I admit that I haven't been reading about dark matter lately. Last I checked, it had not been verified via experimental evidence. Is that still the case?
There is a difference between observations and _experimental_ evidence, which I think the GP was referring to.
It is heavily verified by experimental evidence, and has been since it was first proposed. That's why people have spent so much time studying it. It's not like it was just a random hair-brained idea someone had.
The only thing we haven't done is figured out what it is in terms of other concepts we know, such as elementary particles.

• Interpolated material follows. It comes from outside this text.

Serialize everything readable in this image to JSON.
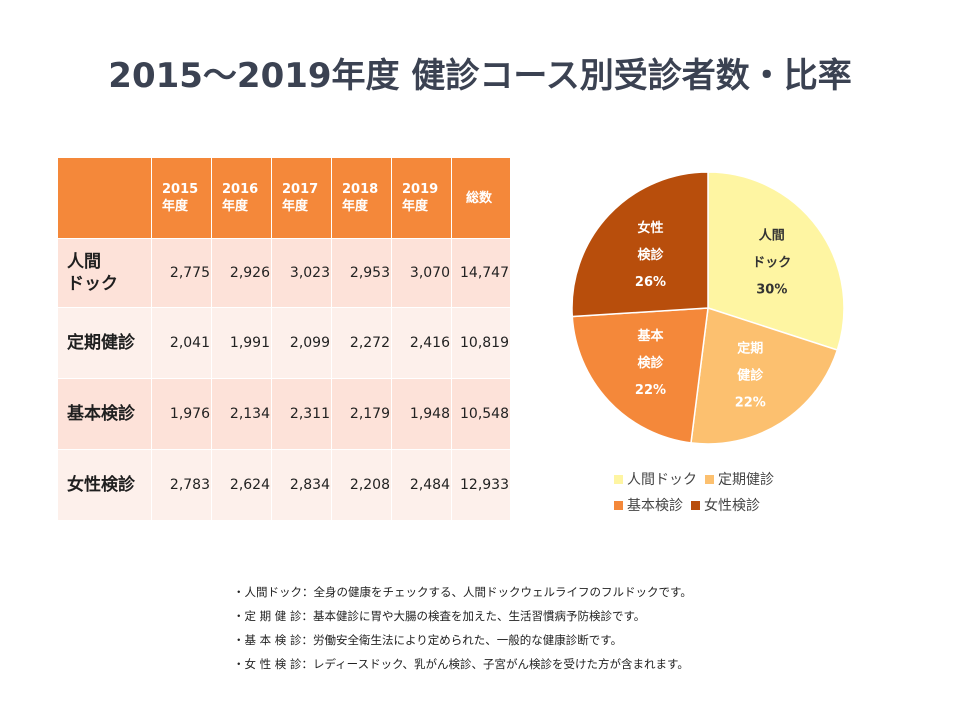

Sure, the anomolous observations are verified, but there is no experiment that has been conducted to directly detect it as far as I know. What you said about what we don't know is precisely my point. Given that this article mentions the discrepancy between models and observations, I'd say we know hardly much at all about it--whatever it may be given that we can't directly detect it and we can't even make a good model to predict its behavior
Healthy skepticism is a good thing for science. Until DM is proven, it is worth exploring other avenues--may the best experiment win. If you don't understand this, you are a zealot rather than a scientist.
Everyone here agrees that healthy skepticism is good for science. The GP's post was not healthy skepticism:
> Honestly, I'm a little tired of the whole dark matter thing. There's no evidence for it, and physicists keep coming up with more and more complex models to fit the data when they don't actually understand what's going on there.
Reads as:
"I know nothing, but I assume that there's no evidence for this because I haven't done any research, and I assume that physicists are foolishly sticking to the theory because they're desperate".

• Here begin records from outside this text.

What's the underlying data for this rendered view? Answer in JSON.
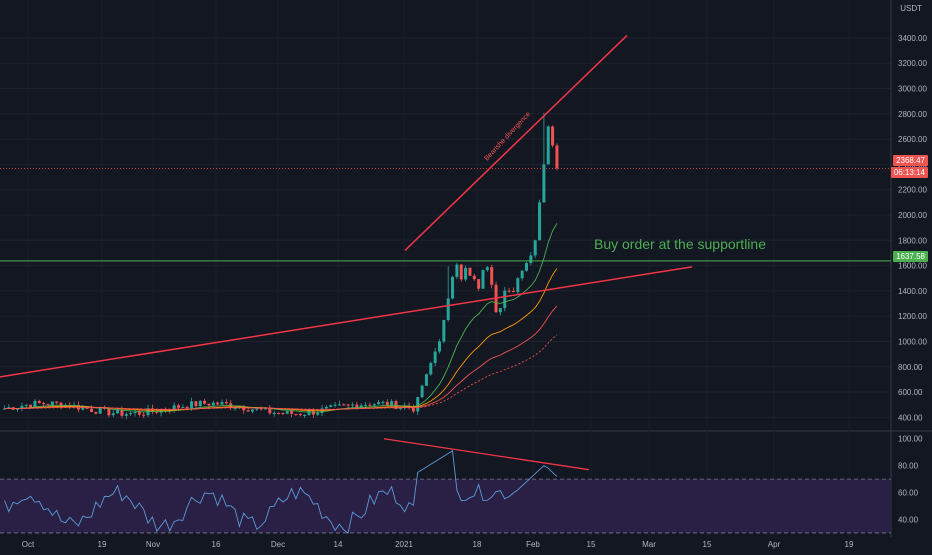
{
  "chart_data": {
    "type": "candlestick",
    "currency": "USDT",
    "price_axis_ticks": [
      "3400.00",
      "3200.00",
      "3000.00",
      "2800.00",
      "2600.00",
      "2400.00",
      "2200.00",
      "2000.00",
      "1800.00",
      "1600.00",
      "1400.00",
      "1200.00",
      "1000.00",
      "800.00",
      "600.00",
      "400.00"
    ],
    "price_ylim": [
      300,
      3700
    ],
    "rsi_axis_ticks": [
      "100.00",
      "80.00",
      "60.00",
      "40.00"
    ],
    "rsi_ylim": [
      27,
      105
    ],
    "rsi_band": [
      30,
      70
    ],
    "time_axis_labels": [
      "Oct",
      "19",
      "Nov",
      "16",
      "Dec",
      "14",
      "2021",
      "18",
      "Feb",
      "15",
      "Mar",
      "15",
      "Apr",
      "19"
    ],
    "last_price": "2368.47",
    "countdown": "06:13:14",
    "support_price": "1637.58",
    "support_value": 1637.58,
    "annotations": [
      "Bearishe divergence",
      "Buy order at the supportline"
    ],
    "colors": {
      "up": "#26a69a",
      "down": "#ef5350",
      "trendline": "#f23645",
      "support": "#4caf50",
      "ema_fast": "#4caf50",
      "ema_mid": "#ff9800",
      "ema_slow": "#ef5350",
      "rsi_line": "#5b9bd5",
      "rsi_band": "#2a1f45"
    },
    "price_series_summary": {
      "start_price": 460,
      "range_until_late_dec": [
        400,
        560
      ],
      "january_spike_high": 1960,
      "late_jan_low": 1050,
      "feb_high": 3100,
      "last_close": 2368.47
    }
  }
}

This couldn't be further from the truth, and it could be dispelled with 5 minutes of googling.
You're being downvoted for the same dismissive cluelessness:
> Last I checked, it had not been verified via experimental evidence. Is that still the case?

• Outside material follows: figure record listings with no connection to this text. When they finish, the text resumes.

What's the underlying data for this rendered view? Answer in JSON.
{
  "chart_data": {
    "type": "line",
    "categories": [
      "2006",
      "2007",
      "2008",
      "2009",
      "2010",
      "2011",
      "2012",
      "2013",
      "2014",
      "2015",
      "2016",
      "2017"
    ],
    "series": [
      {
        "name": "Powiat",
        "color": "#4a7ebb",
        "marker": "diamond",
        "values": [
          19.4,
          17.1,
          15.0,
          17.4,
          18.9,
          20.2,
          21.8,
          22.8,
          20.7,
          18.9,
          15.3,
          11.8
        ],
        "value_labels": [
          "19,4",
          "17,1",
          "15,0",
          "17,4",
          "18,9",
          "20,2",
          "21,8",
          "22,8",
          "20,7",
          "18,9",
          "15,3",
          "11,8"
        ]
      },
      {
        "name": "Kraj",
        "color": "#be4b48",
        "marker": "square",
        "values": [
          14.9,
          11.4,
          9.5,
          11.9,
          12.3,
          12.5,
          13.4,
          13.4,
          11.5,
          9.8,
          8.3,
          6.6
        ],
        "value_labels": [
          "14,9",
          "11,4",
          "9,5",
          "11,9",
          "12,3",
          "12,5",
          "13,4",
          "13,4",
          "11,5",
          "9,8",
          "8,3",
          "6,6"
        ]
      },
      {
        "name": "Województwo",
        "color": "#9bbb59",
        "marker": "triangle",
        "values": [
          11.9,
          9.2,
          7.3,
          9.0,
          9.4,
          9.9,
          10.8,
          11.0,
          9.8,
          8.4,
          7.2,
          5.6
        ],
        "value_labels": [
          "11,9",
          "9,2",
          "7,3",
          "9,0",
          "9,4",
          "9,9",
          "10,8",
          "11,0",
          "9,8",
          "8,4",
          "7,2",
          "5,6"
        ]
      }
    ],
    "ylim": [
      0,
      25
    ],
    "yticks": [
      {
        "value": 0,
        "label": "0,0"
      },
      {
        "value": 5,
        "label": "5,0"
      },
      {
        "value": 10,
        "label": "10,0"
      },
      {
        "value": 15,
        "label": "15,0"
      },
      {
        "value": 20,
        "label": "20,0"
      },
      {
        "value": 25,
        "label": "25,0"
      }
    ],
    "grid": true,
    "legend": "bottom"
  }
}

In reality, there has been mountains of experimental evidence ever since the theory was first proposed, which is why it has been taken seriously for decades. That's why the "Observational evidence" section on Wikipedia has 11 sections in it, reflecting thousands of papers. We still don't know what it is at an _atomic_ level but we know where it is, what it weighs, how it moves, and what it interacts with.
To be fair, there is a lot of evidence for the phenomena described as "dark matter", but as yet zero detection of actual matter that fits it's properties.
Perhaps that is the complaint here - and asking for academic background is an argument from authority...
I am just another armchair physicist but saying there is no detection of dark matter sounds a bit like circular reasoning. You detect matter like your phone in your hand through electromagnetic interaction. We have detected that there is something in space that completely disregards electromagnetic force, but exerts gravitational force. Hence the idea that we have not detected it is simultaneously false in 2 ways:
- it cannot be detected the way you detect your phone in your hand or see light so your definition of detection seems to escape the basic premise of dark matter: its ability to avoid electromagnetic force, and also,
- we have detected it through gravitational anomalies
But to be fair, you can detect the phone in your hands many many many ways.
With the DM effect, we ONLY see gravitational anomalies as you said. Though DM may very well be the reason, it does not automatically mean it MUST be some matter we cannot see
and asking for academic background is an argument from authority...
No it isn't. It isn't even an argument of any sort. I think most reasonable people would interpret that as an attempt to gather evidence to support applying a heuristic filter to the question of "is it worth my time to continue engaging with this person or not?"
So the name of dark matter might be misleading, but there is some mass/pressure/something that's causing gravitational lensing but itself doesn't interact with light.
You are assuming this thing exists because it has properties to fit your observations, and then using that as evidence that said thing exists. I'm not saying DM doesn't exist..it probably does, but your logic is flawed
There is a difference between observations and _experimental_ evidence, which I think the GP was referring to.